My favourite tutorial was with Yuriy Ackermann, system administrator at Mount Maunganui College and JS Game developer at SLSNZ. Ackermann taught us how to scrape the web using Python, leading us through a script he had written to gather information about games on the digital game store, Steam. He broke the problem into three key steps – connecting, parsing, and parallelising – explaining the reasons each step were necessary and the libraries and tools he used to do them. I have summarised each steps below:
Ackermann used the urllib library to handle urls in Python. Using url.request (in Python3), he showed us how to open a url and decode and read the contents. He also showed us a cool trick for convincing google that you are not a robot. This is necessary for sites like google who reject requests made from outside a browser (encouraging developers to use their API instead). One way to get around this is to place a ‘user-agent’ in the header of the request which reflects browser behaviour. The value for the User-Agent can be found in the develop tools in your browser when you load a url (under the network tab):
Once the html content has been retrieved, the next step is to parse it. This means finding the parts of a string (in this case a string of html) that we are interested in and organising them into a useful structure. Ackermann used BeautifulSoup4 for this step of the scraping – a Python library built for pulling data out of HTML and XML pages. In particular, the .find() and .find_all() methods are incredible useful, the first allowing you to retrieve the first instance of a tag, and the second retrieving every instance of a tag and storing it in a list.
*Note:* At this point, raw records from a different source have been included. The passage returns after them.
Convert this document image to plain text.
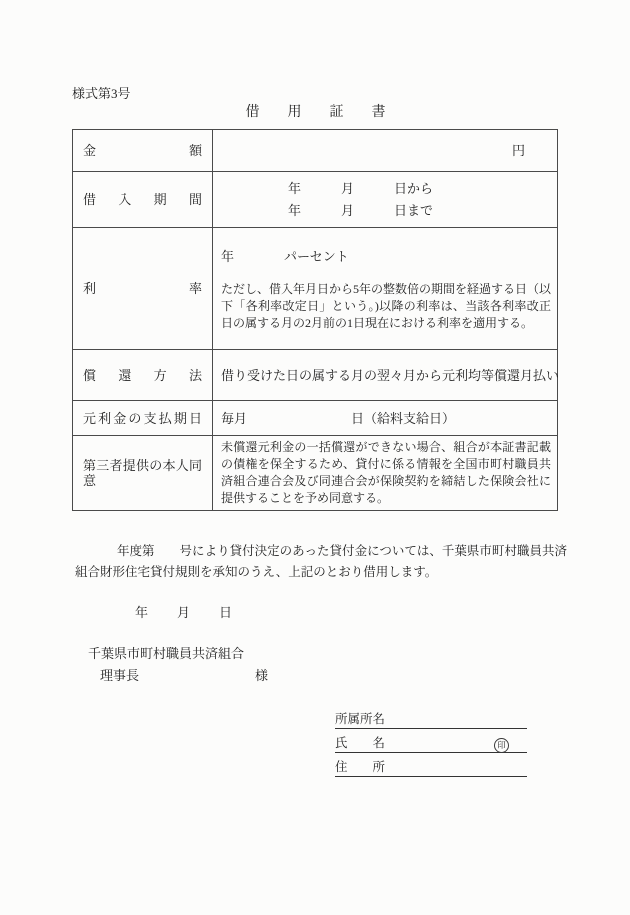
様式第3号
借　　用　　証　　書
金額	円

借入期間	
年	月	日から
年	月	日まで

利率	年 パーセント
ただし、借入年月日から5年の整数倍の期間を経過する日（以下「各利率改定日」という。)以降の利率は、当該各利率改正日の属する月の2月前の1日現在における利率を適用する。

償還方法	借り受けた日の属する月の翌々月から元利均等償還 月払い

元利金の支払期日	毎月 日（給料支給日）

第三者提供の本人同意	未償還元利金の一括償還ができない場合、組合が本証書記載の債権を保全するため、貸付に係る情報を全国市町村職員共済組合連合会及び同連合会が保険契約を締結した保険会社に提供することを予め同意する。
年度第　　号により貸付決定のあった貸付金については、千葉県市町村職員共済組合財形住宅貸付規則を承知のうえ、上記のとおり借用します。
年 月 日
千葉県市町村職員共済組合
理事長	様
所属所名
氏　　名	印
住　　所
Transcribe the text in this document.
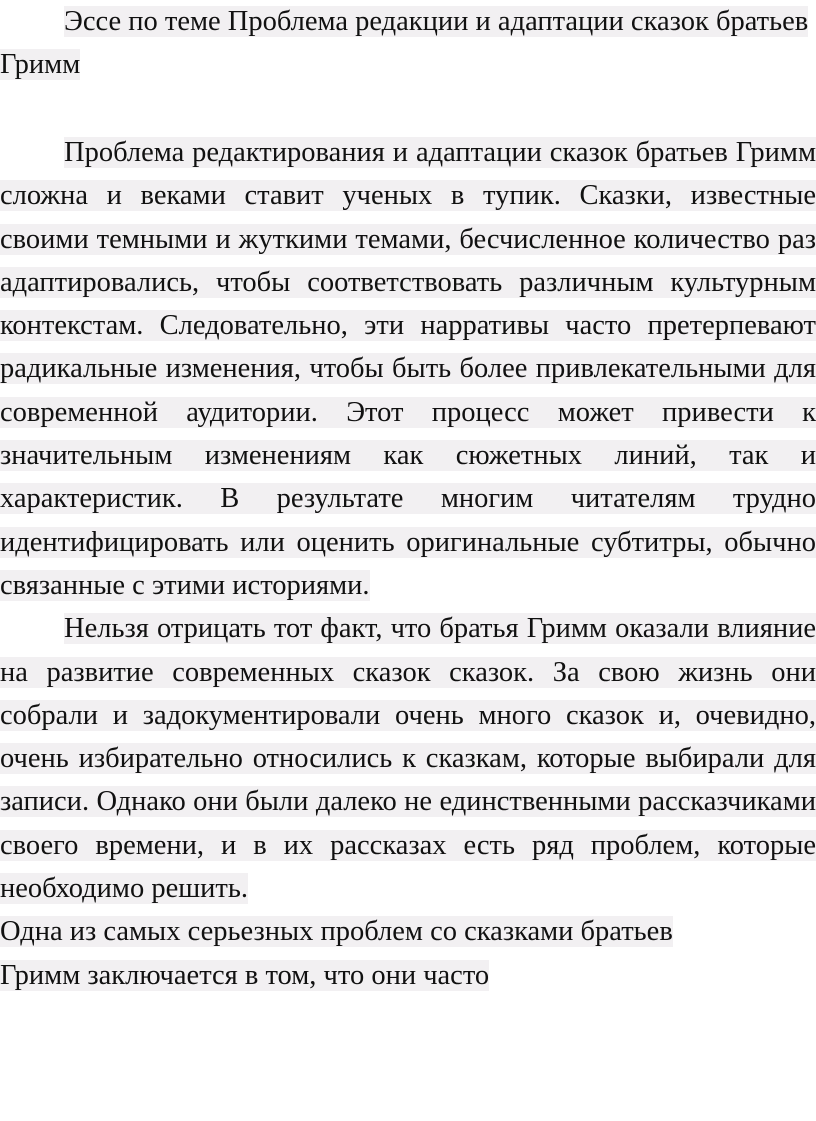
Эссе по теме Проблема редакции и адаптации сказок братьев Гримм

Проблема редактирования и адаптации сказок братьев Гримм сложна и веками ставит ученых в тупик. Сказки, известные своими темными и жуткими темами, бесчисленное количество раз адаптировались, чтобы соответствовать различным культурным контекстам. Следовательно, эти нарративы часто претерпевают радикальные изменения, чтобы быть более привлекательными для современной аудитории. Этот процесс может привести к значительным изменениям как сюжетных линий, так и характеристик. В результате многим читателям трудно идентифицировать или оценить оригинальные субтитры, обычно связанные с этими историями.

Нельзя отрицать тот факт, что братья Гримм оказали влияние на развитие современных сказок сказок. За свою жизнь они собрали и задокументировали очень много сказок и, очевидно, очень избирательно относились к сказкам, которые выбирали для записи. Однако они были далеко не единственными рассказчиками своего времени, и в их рассказах есть ряд проблем, которые необходимо решить.

Одна из самых серьезных проблем со сказками братьев

Гримм заключается в том, что они часто
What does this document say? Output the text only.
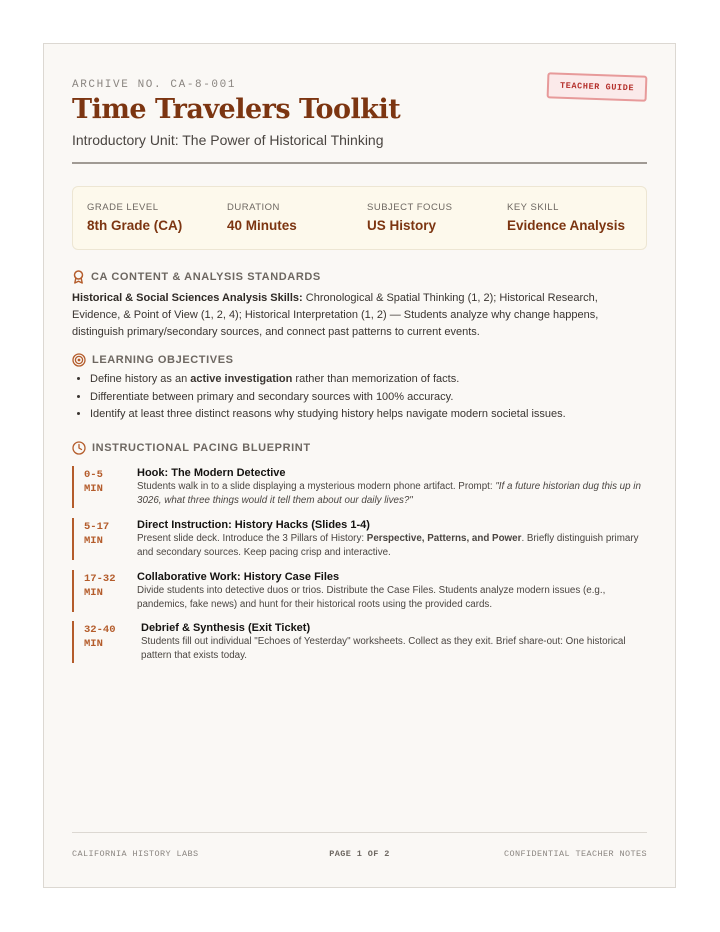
ARCHIVE NO. CA-8-001	TEACHER GUIDE
Time Travelers Toolkit
Introductory Unit: The Power of Historical Thinking
GRADE LEVEL
8th Grade (CA)
DURATION
40 Minutes
SUBJECT FOCUS
US History
KEY SKILL
Evidence Analysis
CA CONTENT & ANALYSIS STANDARDS
Historical & Social Sciences Analysis Skills: Chronological & Spatial Thinking (1, 2); Historical Research, Evidence, & Point of View (1, 2, 4); Historical Interpretation (1, 2) — Students analyze why change happens, distinguish primary/secondary sources, and connect past patterns to current events.
LEARNING OBJECTIVES
• Define history as an active investigation rather than memorization of facts.
• Differentiate between primary and secondary sources with 100% accuracy.
• Identify at least three distinct reasons why studying history helps navigate modern societal issues.
INSTRUCTIONAL PACING BLUEPRINT
0-5
MIN
Hook: The Modern Detective
Students walk in to a slide displaying a mysterious modern phone artifact. Prompt: "If a future historian dug this up in 3026, what three things would it tell them about our daily lives?"
5-17
MIN
Direct Instruction: History Hacks (Slides 1-4)
Present slide deck. Introduce the 3 Pillars of History: Perspective, Patterns, and Power. Briefly distinguish primary and secondary sources. Keep pacing crisp and interactive.
17-32
MIN
Collaborative Work: History Case Files
Divide students into detective duos or trios. Distribute the Case Files. Students analyze modern issues (e.g., pandemics, fake news) and hunt for their historical roots using the provided cards.
32-40
MIN
Debrief & Synthesis (Exit Ticket)
Students fill out individual "Echoes of Yesterday" worksheets. Collect as they exit. Brief share-out: One historical pattern that exists today.
CALIFORNIA HISTORY LABS	PAGE 1 OF 2	CONFIDENTIAL TEACHER NOTES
Ackermann used both of these methods to create a function for parsing urls from Stream. This function takes a string, such as the html from the url of one of stream’s games, and finds the name, price, currency, tags, and rating for that game. He also added some error exception to deal with 404s, timeouts, and pages not have price, tags, and names, and to clean up the data.
Once we had a script that could parse data for one of Steam games, it was time to run it across all of the games. The simplest way of achieving this would be to write a for-loop, but this would require a lot of requests (around 100,000) and a lot of time (7 hours at 250ms per request). On top of this, most websites check logs and will ban IPs that make too many requests. Ackermann’s solution was to move to a parallel process.
This part was somewhat harder for me to understand, having never tried parallel computing myself, and unfortunately we ran out of time. Basically Ackermann set up a server and created a bunch of online virtual machines (VMs). He got the server to send unique urls from Steam to the VMs and set them to retrieving and parsing the information. The VMs would then send it back to his server through a post request. This allowed him to run 100s of requests at once, cutting the time from hours to minutes.
For a step by step guide to this tutorial, check out Ackerman’s slides.
A huge thanks to Catalyst for sponsoring this year’s Kiwi PyCon. I really enjoyed the tutorials and meeting all the other python fans and developers. I hope next year I can attend again and get to hear the talks this time.